What are you Talking About Terms in Real Estate Defined
Having a basic understanding of important real estate concepts before you start the process of buying or selling your home will give you peace of mind now and could save you a fortune in the future. Here are ten real estate terms you should know before you start looking for a home. First you should know the difference between a Buyer’s Agent and a Listing Agent. There are usually two agents involved when you buy a home; the “buyer’s agent,” who represents you if you’re buying, and the “listing agent,” who represents the home seller. Dual agency is when there is only one agent representing both sides of the transaction. When buying a home, you don’t pay your real estate agent, they’ll get a commission from the home seller.
You should also learn the difference between Fixed Rate and Adjustable Rate Mortgages if you plan on buying. Conventional loans include “fixed rate” and “adjustable rate” mortgages. A fixed rate mortgage has a predetermined interest rate throughout the life of the loan; the most common are for 30 years. An adjustable rate mortgage has a variable interest rate; the most common are for 5, 7, or 10 years. Adjustable rate mortgages can make financial sense if you’re planning to sell or refinance your home before the introductory period ends; but if you’re planning to own your home longer than five years, it’s less risky to choose a fixed rate loan. Ask your real estate agent for lender recommendations. Along with your loan, whether you buy or sell you should know what a Pre-approval Letter is. Before you apply for a mortgage or even start looking for a home, you should get a pre-approval letter from the bank, which is an estimate of how much they’ll lend you. This letter will help you determine what you can afford, and ensures home sellers that you will be able to get a loan when needed. When you go in for a pre-approval letter you should be clear on what the bank is offering. Ask them about closing costs, what fees are involved, what you’re getting for that fee, and if they’ll lock in your loan at a specific interest rate. Note that if you end up competing for a home against other offers, it can help to have a local lender. Local lenders want continued referrals and really care about their reputation; listing agents prefer to deal with them for this reason.
Inspection is an interesting term if you are going to buy. After you’ve made an offer on a home, you’ll need to schedule an inspection, which costs around $500, depending on the market. The inspector will go through every nook and cranny, and review things like the plumbing, electrical, foundation, walls, heating, and appliances. Get advice from your realtor on a good inspector. If they find something wrong, you can negotiate for a reduced price. If they miss something, you could be stuck with expensive repairs after you’ve purchased the home. An inspection is different than an appraisal. When you apply for a mortgage, your lender will require an appraisal of the home you want to buy. A licensed appraiser will estimate the home’s value based on comparable homes that have sold in the area and an investigation of the property. If the appraised value is less than the offer you are making on the home, you might not be approved for a loan. The bank doesn’t want to invest in a home that’s overpriced (and neither do you!). Before making an offer, ask your agent to do a comparative market analysis, which will tell you what comparable homes have sold for nearby. If you’re a seller, get an estimate on how much your home is worth as well as how to increase your home appraisal value.
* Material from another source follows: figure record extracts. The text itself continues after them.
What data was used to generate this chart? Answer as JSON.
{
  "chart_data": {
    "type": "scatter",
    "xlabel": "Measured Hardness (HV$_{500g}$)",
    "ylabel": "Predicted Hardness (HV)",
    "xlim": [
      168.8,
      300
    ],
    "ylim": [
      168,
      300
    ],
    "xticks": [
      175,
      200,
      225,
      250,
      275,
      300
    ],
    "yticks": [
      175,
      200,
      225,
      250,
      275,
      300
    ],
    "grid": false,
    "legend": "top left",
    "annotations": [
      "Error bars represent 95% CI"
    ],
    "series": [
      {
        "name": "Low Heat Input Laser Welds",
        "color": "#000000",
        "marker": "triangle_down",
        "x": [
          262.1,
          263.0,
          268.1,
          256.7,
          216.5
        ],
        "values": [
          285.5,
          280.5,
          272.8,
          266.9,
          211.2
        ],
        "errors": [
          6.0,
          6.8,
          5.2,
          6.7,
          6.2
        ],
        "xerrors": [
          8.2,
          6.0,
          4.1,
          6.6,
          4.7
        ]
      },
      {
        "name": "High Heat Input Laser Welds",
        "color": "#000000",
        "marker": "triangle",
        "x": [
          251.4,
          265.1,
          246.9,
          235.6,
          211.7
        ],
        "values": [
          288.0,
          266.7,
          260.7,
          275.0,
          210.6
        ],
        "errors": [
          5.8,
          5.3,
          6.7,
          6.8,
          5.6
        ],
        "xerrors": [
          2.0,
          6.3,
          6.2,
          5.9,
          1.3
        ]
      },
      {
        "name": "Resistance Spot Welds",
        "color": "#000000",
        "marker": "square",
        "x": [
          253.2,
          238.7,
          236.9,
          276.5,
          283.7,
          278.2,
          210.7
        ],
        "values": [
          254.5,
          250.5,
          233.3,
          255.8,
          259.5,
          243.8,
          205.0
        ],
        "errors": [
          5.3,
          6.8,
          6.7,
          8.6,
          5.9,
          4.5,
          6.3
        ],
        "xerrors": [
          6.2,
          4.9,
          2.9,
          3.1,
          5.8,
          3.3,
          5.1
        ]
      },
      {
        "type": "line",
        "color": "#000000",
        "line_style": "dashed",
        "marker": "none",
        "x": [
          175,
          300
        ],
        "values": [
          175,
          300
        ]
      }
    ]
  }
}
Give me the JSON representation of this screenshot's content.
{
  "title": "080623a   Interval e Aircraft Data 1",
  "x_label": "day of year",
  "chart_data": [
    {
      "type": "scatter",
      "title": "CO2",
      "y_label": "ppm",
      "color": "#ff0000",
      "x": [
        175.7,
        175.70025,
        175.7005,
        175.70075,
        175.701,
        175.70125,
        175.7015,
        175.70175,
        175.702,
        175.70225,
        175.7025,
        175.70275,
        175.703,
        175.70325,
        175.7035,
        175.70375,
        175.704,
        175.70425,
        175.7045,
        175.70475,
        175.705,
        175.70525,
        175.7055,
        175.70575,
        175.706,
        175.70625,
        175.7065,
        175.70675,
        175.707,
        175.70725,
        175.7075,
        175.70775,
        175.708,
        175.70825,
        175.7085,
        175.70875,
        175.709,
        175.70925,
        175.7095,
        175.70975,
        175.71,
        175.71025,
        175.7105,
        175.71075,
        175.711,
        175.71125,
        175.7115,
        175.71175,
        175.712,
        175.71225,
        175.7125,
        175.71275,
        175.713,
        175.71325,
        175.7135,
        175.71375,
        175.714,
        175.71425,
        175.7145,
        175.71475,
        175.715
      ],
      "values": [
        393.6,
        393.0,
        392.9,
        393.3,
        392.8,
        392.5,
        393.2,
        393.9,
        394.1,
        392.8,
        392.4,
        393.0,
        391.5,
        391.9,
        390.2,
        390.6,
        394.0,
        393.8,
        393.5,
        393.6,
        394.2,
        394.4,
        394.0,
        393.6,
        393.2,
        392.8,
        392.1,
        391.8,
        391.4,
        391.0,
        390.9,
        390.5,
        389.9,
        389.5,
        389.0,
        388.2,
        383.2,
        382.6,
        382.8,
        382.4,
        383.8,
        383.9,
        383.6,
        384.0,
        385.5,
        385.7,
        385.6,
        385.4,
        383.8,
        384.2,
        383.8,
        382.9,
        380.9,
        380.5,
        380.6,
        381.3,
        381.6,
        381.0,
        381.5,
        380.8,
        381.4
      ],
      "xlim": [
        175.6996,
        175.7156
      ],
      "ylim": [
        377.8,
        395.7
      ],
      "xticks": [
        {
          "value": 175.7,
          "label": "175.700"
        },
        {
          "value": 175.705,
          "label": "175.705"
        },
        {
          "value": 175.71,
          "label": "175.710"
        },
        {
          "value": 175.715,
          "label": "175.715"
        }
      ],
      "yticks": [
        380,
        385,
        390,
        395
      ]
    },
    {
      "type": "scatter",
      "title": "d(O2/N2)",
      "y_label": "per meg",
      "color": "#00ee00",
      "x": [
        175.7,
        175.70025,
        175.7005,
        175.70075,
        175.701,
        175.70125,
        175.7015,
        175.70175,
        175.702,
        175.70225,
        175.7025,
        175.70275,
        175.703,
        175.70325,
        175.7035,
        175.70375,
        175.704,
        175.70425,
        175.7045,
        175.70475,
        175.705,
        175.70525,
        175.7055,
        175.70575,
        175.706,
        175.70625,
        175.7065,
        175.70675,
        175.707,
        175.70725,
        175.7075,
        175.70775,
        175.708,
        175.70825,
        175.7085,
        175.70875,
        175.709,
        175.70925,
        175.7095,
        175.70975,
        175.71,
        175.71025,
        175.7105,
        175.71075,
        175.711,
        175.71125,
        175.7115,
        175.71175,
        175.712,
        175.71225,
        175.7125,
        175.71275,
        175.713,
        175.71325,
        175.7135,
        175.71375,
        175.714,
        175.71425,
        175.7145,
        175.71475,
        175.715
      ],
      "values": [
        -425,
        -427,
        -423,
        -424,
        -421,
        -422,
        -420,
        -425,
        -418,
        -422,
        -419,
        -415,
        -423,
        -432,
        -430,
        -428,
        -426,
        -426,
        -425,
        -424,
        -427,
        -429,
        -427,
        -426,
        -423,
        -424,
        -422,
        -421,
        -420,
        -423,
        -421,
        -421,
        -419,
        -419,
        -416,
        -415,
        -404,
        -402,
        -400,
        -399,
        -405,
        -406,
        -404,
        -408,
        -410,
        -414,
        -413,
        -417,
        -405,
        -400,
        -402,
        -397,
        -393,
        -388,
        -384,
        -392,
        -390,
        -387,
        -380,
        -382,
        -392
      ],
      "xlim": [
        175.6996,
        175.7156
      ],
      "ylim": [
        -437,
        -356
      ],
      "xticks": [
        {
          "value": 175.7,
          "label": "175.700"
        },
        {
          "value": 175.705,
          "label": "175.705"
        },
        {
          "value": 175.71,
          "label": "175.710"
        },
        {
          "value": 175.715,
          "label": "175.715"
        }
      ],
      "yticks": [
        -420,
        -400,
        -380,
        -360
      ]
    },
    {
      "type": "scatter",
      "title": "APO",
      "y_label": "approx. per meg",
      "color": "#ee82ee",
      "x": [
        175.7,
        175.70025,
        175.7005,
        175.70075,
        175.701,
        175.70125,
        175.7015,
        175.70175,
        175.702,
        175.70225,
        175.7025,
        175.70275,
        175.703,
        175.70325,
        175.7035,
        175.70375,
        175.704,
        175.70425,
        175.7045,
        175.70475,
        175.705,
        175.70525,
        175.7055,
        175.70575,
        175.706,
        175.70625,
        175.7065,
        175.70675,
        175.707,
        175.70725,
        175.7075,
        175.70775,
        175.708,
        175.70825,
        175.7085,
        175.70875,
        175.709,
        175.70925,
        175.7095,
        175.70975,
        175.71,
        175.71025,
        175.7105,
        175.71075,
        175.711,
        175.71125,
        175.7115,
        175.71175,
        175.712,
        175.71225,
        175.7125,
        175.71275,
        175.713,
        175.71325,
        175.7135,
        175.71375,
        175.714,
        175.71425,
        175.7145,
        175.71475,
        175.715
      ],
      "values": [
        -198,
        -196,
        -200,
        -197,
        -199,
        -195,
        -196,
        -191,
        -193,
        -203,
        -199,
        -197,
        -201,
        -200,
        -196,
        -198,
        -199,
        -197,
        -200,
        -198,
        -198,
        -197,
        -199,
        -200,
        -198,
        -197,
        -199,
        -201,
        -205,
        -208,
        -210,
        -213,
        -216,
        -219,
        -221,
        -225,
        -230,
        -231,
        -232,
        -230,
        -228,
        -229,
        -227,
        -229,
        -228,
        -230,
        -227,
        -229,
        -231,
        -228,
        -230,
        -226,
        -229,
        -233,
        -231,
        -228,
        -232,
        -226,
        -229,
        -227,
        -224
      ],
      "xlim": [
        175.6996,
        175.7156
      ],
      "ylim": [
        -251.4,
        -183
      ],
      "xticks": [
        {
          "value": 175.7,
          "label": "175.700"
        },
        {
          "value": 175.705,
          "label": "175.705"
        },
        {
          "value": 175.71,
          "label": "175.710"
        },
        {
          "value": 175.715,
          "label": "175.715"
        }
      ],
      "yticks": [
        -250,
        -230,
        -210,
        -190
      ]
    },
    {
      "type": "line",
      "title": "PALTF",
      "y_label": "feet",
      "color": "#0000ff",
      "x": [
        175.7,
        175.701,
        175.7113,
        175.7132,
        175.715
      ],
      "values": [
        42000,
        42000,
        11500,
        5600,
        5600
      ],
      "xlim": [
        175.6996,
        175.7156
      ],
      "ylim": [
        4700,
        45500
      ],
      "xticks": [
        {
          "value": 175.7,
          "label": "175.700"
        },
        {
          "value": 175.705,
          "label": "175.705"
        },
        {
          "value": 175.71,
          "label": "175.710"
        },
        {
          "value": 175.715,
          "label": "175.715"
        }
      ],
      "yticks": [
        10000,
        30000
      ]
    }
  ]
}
Contingencies are a good term to know. When you put in an offer on a home, you can specify certain conditions that must be met before the deal will go through, these are called contingencies. You have to make sure you can actually get the loan (a financing contingency), that the inspection doesn’t show anything too crazy (inspection contingency), and that the appraised value is close to what you’re offering to pay (appraisal contingency). Those are just a few common examples; there are several other types of contingencies, which you should discuss with your agent. If you’re in a bidding war on a home, sometimes it can help to shorten contingency periods or waive them altogether. You may not necessarily have to pay more money, just be more flexible. Ask your agent about this if the situation comes up.
You should know what Closing Costs are. Be prepared to pay a lot of fees when you purchase a home. Typically, closing costs will amount to 2-5% of the purchase price of the home, and that doesn’t include the down payment. Common fees include excise tax, loan-processing costs and title insurance. For more information on how much money closing costs will take out of your wallet. Ask your lender about every fee involved in the Good Faith Estimate, and see if you can shop around for a better price for those services or negotiate down. Examples include homeowner’s insurance, wire transfers, underwriting and settlement fees.
Finally learn about Title Insurance. After all the negotiations are done and the seller has accepted your offer, you should receive a home title report within a week. Most mortgage lenders require you to pay title insurance as part of the closing costs; title insurers search the public records to make sure the home seller actually had rights to the title and that there are no liens on the home (like an unpaid contractor or unpaid taxes). Ask your agent for recommendations, and shop around to find the best title insurance rates. You may also be able to negotiate some fees the insurance provider charges.
Education is key when you buy. Ask your agent a lot of questions to calm the nerves of buying a home way down!